Is Kawasi the answer to R&B’s lack of Soul?

Kawasi Weston
Is Kawasi the answer to R&B’s lack of Soul?

Being a star has always been about talent. However, being a superstar, talent has to equal likability and relatability. Kawasi Weston has both. On the cusp of releasing his debut single, “Dreamers,” from his debut EP, “Danger.” He sits down with us to discuss his music, his upbringing, and what drives him to be so fearless.

Growing up in the “Goodlife City” of Albany, Georgia, he learned early from his grandmother, that he would soon outgrow the Jim Crow South for greener pastures. He chronicles how failing the sixth grade was a turning point for him. It was then his grandmother, Reather Weston, gave him his biggest life lesson. In her words, “You can be a failure in life, or you can be a success in life, now go outside and play.” It was then without laying a hand on him; he knew he had disappointed her. That was enough to drive him to be all that she told him he could be, and more.

Kawasi had the gift of song early on. Winning a talent show when he was only 5 years old, singing Whitney Houston’s, “I will always love you.” His grandmother recognized his talent and gifted him with a radio. That radio was the first moment to the rest of his life. He became infatuated with soul singers, such as Marvin Gaye, Otis Redding, Prince, and Anita Baker.

By 6 years old, he had written his first song. By 12 years old, he had recorded his first record. Meeting his parents shortly after, he used music to search for healing and understanding. Kawasi continued to hone his music through high school, which pushed him to be one of the first high school graduates in this generation of his family.

Kawasi was accepted to both Morehouse College and Juilliard after High School. He chose Morehouse to honor the legacy of him grandmother. He placed music on the back burner until he met, Jareiq Kabara. Kawasi, credits Jareiq for grooming him for the music industry. Jareiq taught him how to properly write songs, and how to use his voice.

After graduating Morehouse with honors, Kawasi chose a career in Foreign Policy, which was short llived.
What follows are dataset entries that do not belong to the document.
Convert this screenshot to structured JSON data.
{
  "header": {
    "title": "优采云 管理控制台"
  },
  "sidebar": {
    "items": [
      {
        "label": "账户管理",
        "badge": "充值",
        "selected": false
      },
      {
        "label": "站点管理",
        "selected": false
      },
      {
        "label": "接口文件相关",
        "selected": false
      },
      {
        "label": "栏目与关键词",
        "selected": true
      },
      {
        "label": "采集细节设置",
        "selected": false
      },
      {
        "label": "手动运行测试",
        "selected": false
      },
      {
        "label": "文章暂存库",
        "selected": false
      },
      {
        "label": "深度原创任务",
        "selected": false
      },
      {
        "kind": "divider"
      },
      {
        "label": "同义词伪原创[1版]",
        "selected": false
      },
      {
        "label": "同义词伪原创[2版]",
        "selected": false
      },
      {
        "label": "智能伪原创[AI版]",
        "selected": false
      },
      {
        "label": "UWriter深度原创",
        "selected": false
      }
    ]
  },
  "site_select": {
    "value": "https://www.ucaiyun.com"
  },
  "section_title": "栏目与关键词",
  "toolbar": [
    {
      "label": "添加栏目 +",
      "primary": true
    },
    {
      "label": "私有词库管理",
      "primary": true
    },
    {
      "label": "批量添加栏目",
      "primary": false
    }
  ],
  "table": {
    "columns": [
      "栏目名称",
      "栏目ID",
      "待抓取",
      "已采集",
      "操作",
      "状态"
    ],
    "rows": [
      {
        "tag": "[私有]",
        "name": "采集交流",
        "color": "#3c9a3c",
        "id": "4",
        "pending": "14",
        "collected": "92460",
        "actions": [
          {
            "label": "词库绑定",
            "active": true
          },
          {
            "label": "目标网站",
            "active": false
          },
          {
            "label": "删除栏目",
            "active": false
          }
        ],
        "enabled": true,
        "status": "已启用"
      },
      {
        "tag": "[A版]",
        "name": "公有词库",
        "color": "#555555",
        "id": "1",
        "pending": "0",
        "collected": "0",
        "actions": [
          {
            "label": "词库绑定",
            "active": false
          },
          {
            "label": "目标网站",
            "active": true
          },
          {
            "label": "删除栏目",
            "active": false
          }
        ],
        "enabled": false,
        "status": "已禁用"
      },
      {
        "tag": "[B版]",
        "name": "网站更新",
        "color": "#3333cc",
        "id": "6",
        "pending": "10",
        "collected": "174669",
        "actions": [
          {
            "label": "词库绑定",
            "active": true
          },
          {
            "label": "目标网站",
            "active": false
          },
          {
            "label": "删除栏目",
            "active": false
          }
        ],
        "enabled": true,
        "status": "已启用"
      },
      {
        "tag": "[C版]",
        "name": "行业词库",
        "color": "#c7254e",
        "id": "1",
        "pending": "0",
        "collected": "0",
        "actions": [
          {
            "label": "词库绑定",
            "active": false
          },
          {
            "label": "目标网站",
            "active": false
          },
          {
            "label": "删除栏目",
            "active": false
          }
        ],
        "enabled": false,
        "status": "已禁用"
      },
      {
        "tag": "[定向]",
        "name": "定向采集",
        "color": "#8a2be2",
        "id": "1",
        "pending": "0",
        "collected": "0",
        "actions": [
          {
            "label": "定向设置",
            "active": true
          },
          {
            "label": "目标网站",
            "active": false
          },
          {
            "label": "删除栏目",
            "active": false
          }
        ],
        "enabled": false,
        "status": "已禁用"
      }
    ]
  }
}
In his words, “what shall a man profit, if he shall gain the world and lose his own soul.” He resigned and moved to Los Angeles where he became influential in fashion and music. It was in 2013 where became focused on music again. After signing a couple deals with Major Labels, he teamed up with Tom Walsh, of Tw3 Entertainment for Management.

In 2019, Kawasi founded 1110 Entertainment, an Independent Record Label, co-owned by his best friend, Miguel “Sir Lit” Alanis. Together they have released two songs that have taken over Spotify and YouTube Playlists. Both “opiOids” & “Marry Jane” have shown the world that these two are original and they make music that connects to real life issues. In the summer of 2021, they are expected to release their long awaited EP, “Flowers.”

Kawasi has released a stream of music, which includes, “Black Tears” (A Visual and Audio Protest), “The Solution,” and “Miss The Way” ft. Patrick Warren. These songs are only a glimpse of what’s to come from this R&B/Soul Superstar. His music has already proven to shake the core or contemporary R&B and will keep listeners tuning in for decades to come.